Misconceptions regarding how bitrate, framerate and quality interact
I have read statements like this a number of times (simplified):
Camera X has a bit rate of 50 MBit and if you record in 60 FPS that is really equivalent to 25 MBit at 30 FPS and that means the quality is bad.
This sounds logical because the argument is that having fewer bytes for each picture results in lower quality and thus the video at 60 FPS is at the same quality as a 25 MBit at 30 FPS. However, this is only true for intra-only codecs such as Prores, DNxHD, AVCI or IMX. Let me explain why.
The key factor that makes compression so much more efficient for inter-frame codecs (also commonly called “long GOP”, although that’s a bit of a misleading name) is that they do something called motion estimation. That means they analyze the content of the input signal and try to represent the motion of certain blocks of pixels between frames by something called vectors and those take up very little space. Then the difference between a picture approximated by moving around those blocks from the source signal along those vectors and the actual image is computed and then compressed as an image. The trick here is, that the better the approximation is, this difference image will not contain a high density of information and will compress really well.
The slower things are moving in the picture, the easier it is to estimate the motion and thus compress well. So by filming the same subject in 60 FPS instead of 30 FPS you are effectively cutting the speed of motion in half. The higher the frame rate is, the better the motion estimation will work for a given motive and then the formula used above no longer works.
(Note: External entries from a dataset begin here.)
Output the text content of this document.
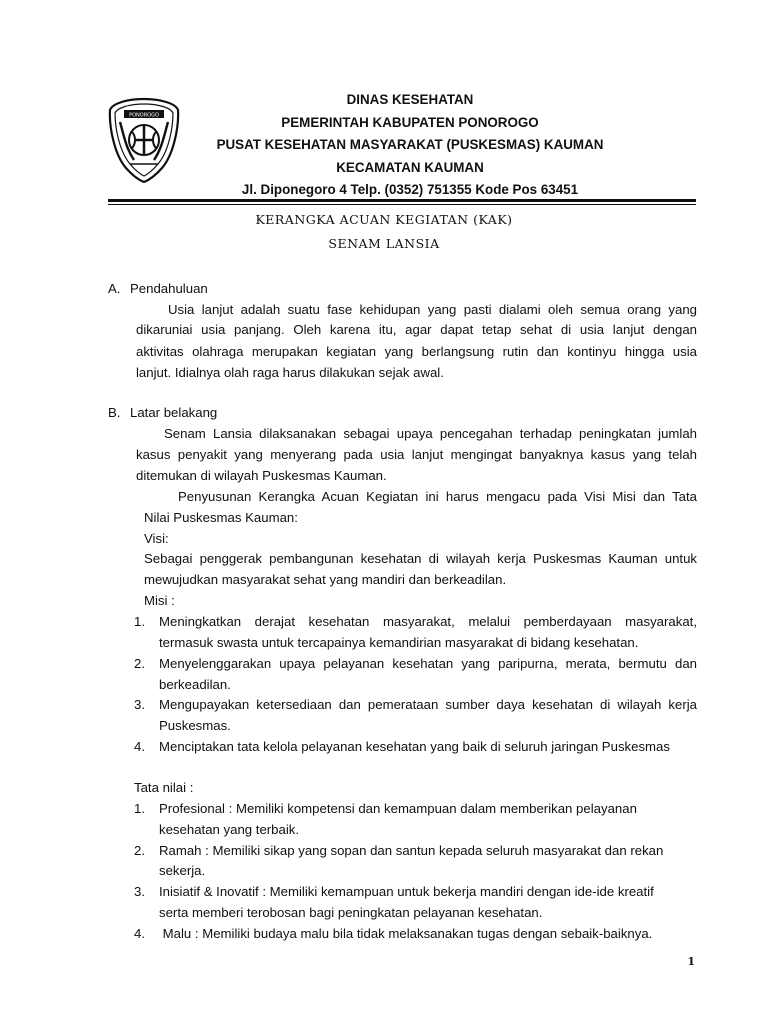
PONOROGO
DINAS KESEHATAN
PEMERINTAH KABUPATEN PONOROGO
PUSAT KESEHATAN MASYARAKAT (PUSKESMAS) KAUMAN
KECAMATAN KAUMAN
Jl. Diponegoro 4 Telp. (0352) 751355 Kode Pos 63451
KERANGKA ACUAN KEGIATAN (KAK)
SENAM LANSIA
A. Pendahuluan
Usia lanjut adalah suatu fase kehidupan yang pasti dialami oleh semua orang yang
dikaruniai usia panjang. Oleh karena itu, agar dapat tetap sehat di usia lanjut dengan
aktivitas olahraga merupakan kegiatan yang berlangsung rutin dan kontinyu hingga usia
lanjut. Idialnya olah raga harus dilakukan sejak awal.
B. Latar belakang
Senam Lansia dilaksanakan sebagai upaya pencegahan terhadap peningkatan jumlah
kasus penyakit yang menyerang pada usia lanjut mengingat banyaknya kasus yang telah
ditemukan di wilayah Puskesmas Kauman.
Penyusunan Kerangka Acuan Kegiatan ini harus mengacu pada Visi Misi dan Tata
Nilai Puskesmas Kauman:
Visi:
Sebagai penggerak pembangunan kesehatan di wilayah kerja Puskesmas Kauman untuk
mewujudkan masyarakat sehat yang mandiri dan berkeadilan.
Misi :
1. Meningkatkan derajat kesehatan masyarakat, melalui pemberdayaan masyarakat,
termasuk swasta untuk tercapainya kemandirian masyarakat di bidang kesehatan.
2. Menyelenggarakan upaya pelayanan kesehatan yang paripurna, merata, bermutu dan
berkeadilan.
3. Mengupayakan ketersediaan dan pemerataan sumber daya kesehatan di wilayah kerja
Puskesmas.
4. Menciptakan tata kelola pelayanan kesehatan yang baik di seluruh jaringan Puskesmas
Tata nilai :
1. Profesional : Memiliki kompetensi dan kemampuan dalam memberikan pelayanan
kesehatan yang terbaik.
2. Ramah : Memiliki sikap yang sopan dan santun kepada seluruh masyarakat dan rekan
sekerja.
3. Inisiatif & Inovatif : Memiliki kemampuan untuk bekerja mandiri dengan ide-ide kreatif
serta memberi terobosan bagi peningkatan pelayanan kesehatan.
4. Malu : Memiliki budaya malu bila tidak melaksanakan tugas dengan sebaik-baiknya.
1
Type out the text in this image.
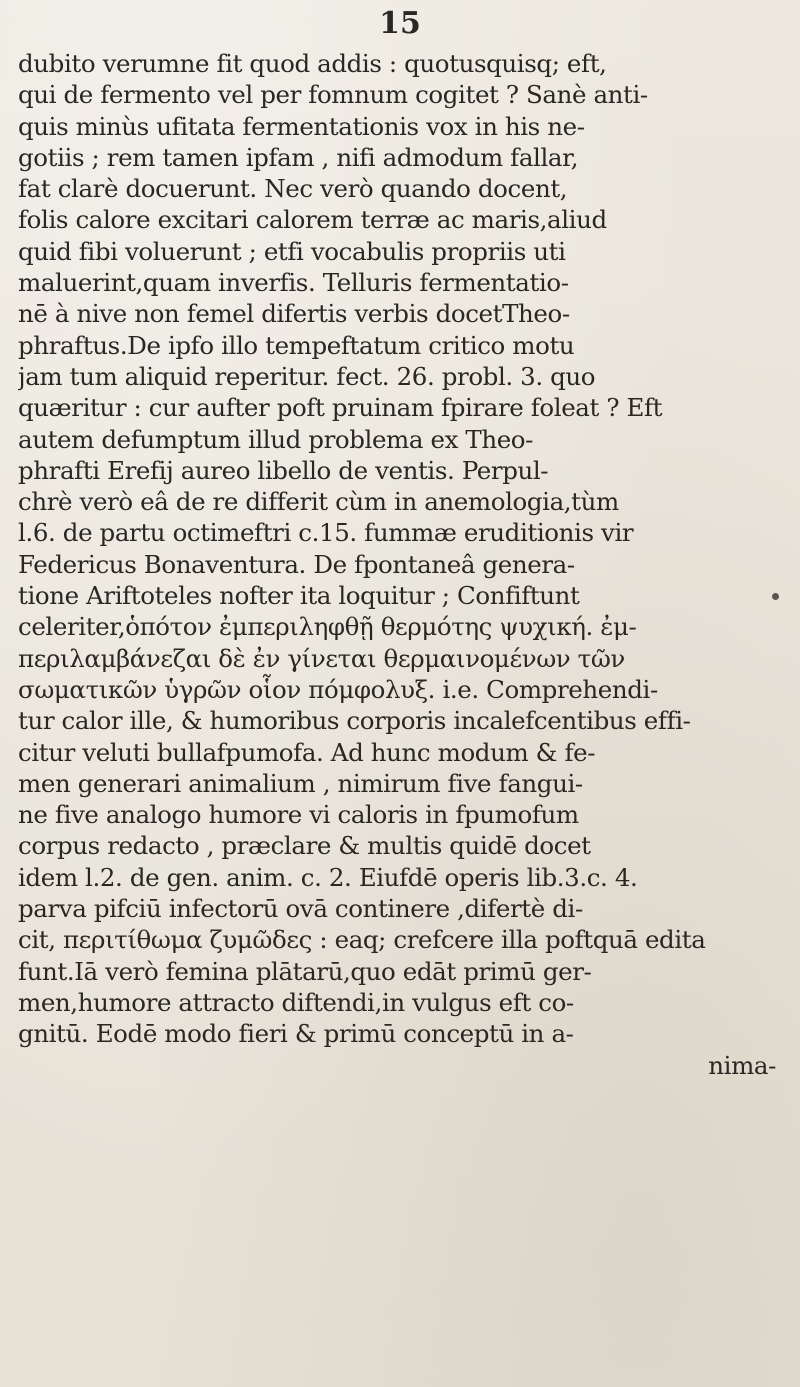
15
dubito verumne fit quod addis : quotusquisq; eft,
qui de fermento vel per fomnum cogitet ? Sanè anti-
quis minùs ufitata fermentationis vox in his ne-
gotiis ; rem tamen ipfam , nifi admodum fallar,
fat clarè docuerunt. Nec verò quando docent,
folis calore excitari calorem terræ ac maris,aliud
quid fibi voluerunt ; etfi vocabulis propriis uti
maluerint,quam inverfis. Telluris fermentatio-
nē à nive non femel difertis verbis docetTheo-
phraftus.De ipfo illo tempeftatum critico motu
jam tum aliquid reperitur. fect. 26. probl. 3. quo
quæritur : cur aufter poft pruinam fpirare foleat ? Eft
autem defumptum illud problema ex Theo-
phrafti Erefij aureo libello de ventis. Perpul-
chrè verò eâ de re differit cùm in anemologia,tùm
l.6. de partu octimeftri c.15. fummæ eruditionis vir
Federicus Bonaventura. De fpontaneâ genera-
tione Ariftoteles nofter ita loquitur ; Confiftunt
celeriter,ὁπότον ἐμπεριληφθῇ θερμότης ψυχική. ἐμ-
περιλαμβάνεζαι δὲ ἐν γίνεται θερμαινομένων τῶν
σωματικῶν ὑγρῶν οἷον πόμφολυξ. i.e. Comprehendi-
tur calor ille, & humoribus corporis incalefcentibus effi-
citur veluti bullafpumofa. Ad hunc modum & fe-
men generari animalium , nimirum five fangui-
ne five analogo humore vi caloris in fpumofum
corpus redacto , præclare & multis quidē docet
idem l.2. de gen. anim. c. 2. Eiufdē operis lib.3.c. 4.
parva pifciū infectorū ovā continere ,difertè di-
cit, περιτίθωμα ζυμῶδες : eaq; crefcere illa poftquā edita
funt.Iā verò femina plātarū,quo edāt primū ger-
men,humore attracto diftendi,in vulgus eft co-
gnitū. Eodē modo fieri & primū conceptū in a-
nima-
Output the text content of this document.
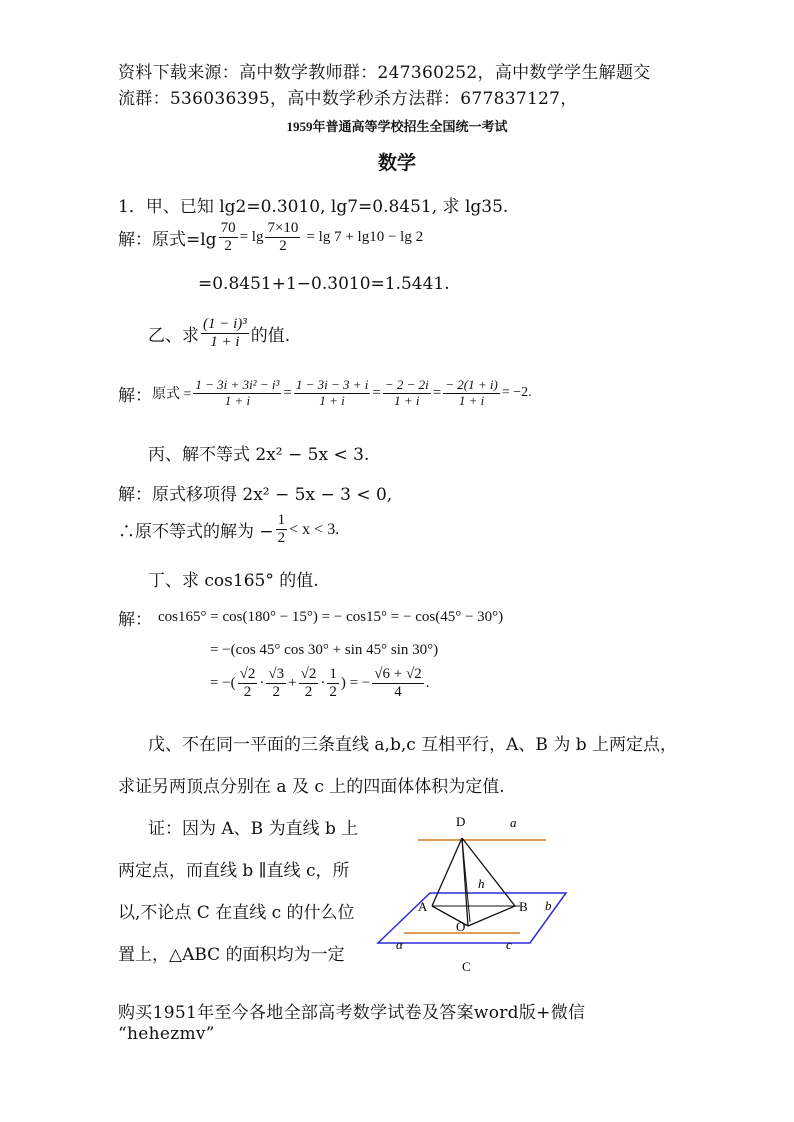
资料下载来源：高中数学教师群：247360252，高中数学学生解题交
流群：536036395，高中数学秒杀方法群：677837127，
1959年普通高等学校招生全国统一考试
数学
1．甲、已知 lg2=0.3010, lg7=0.8451, 求 lg35.
解： 原式$=\lg \frac{70}{2} = \lg \frac{7\times 10}{2} = \lg 7 + \lg 10 - \lg 2$
=0.8451+1−0.3010=1.5441.
乙、求 $\frac{\text{(1 − i)³}}{1 + i}$ 的值.
解： 原式 = $\frac{\text{1 − 3i + 3i² − i³}}{1 + i} = \frac{1 - 3i - 3 + i}{1 + i} = \frac{- 2 - 2i}{1 + i} = \frac{- 2(1 + i)}{1 + i} = -2$.
丙、解不等式 2x² − 5x < 3.
解： 原式移项得 2x² − 5x − 3 < 0,
∴原不等式的解为 − $\frac{1}{2} < x < 3$.
丁、求 cos165° 的值.
解： cos165° = cos(180° − 15°) = − cos15° = − cos(45° − 30°)
= −(cos 45° cos 30° + sin 45° sin 30°)
= −( $\frac{√2}{2} \cdot \frac{√3}{2} + \frac{√2}{2} \cdot \frac{1}{2}$ ) = − $\frac{√6 + √2}{4}$ .
戊、不在同一平面的三条直线 a,b,c 互相平行，A、B 为 b 上两定点，
求证另两顶点分别在 a 及 c 上的四面体体积为定值.
证：因为 A、B 为直线 b 上
两定点，而直线 b ∥直线 c，所
以,不论点 C 在直线 c 的什么位
置上，△ABC 的面积均为一定
D	a
h
A	B b
O
α	c
C
购买1951年至今各地全部高考数学试卷及答案word版+微信
“hehezmv”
So what is the right number? The answer is, you cannot say, because this whole effect depends on a number of pretty complex factors. One is the actual codec implementation, e.g. one h.264 encoder is not the same at all as another h.264 encoder as far as quality at the same bitrate is concerned. Making encoders is almost an art form. Another thing is that it highly depends on the motive (for each individual codec implementation!). All that means that you can not solve this using a formula. The sad truth is, you have to test.
The bottom line is, don’t trust anyone making this statement to dismiss a camera until you’ve seen actual results.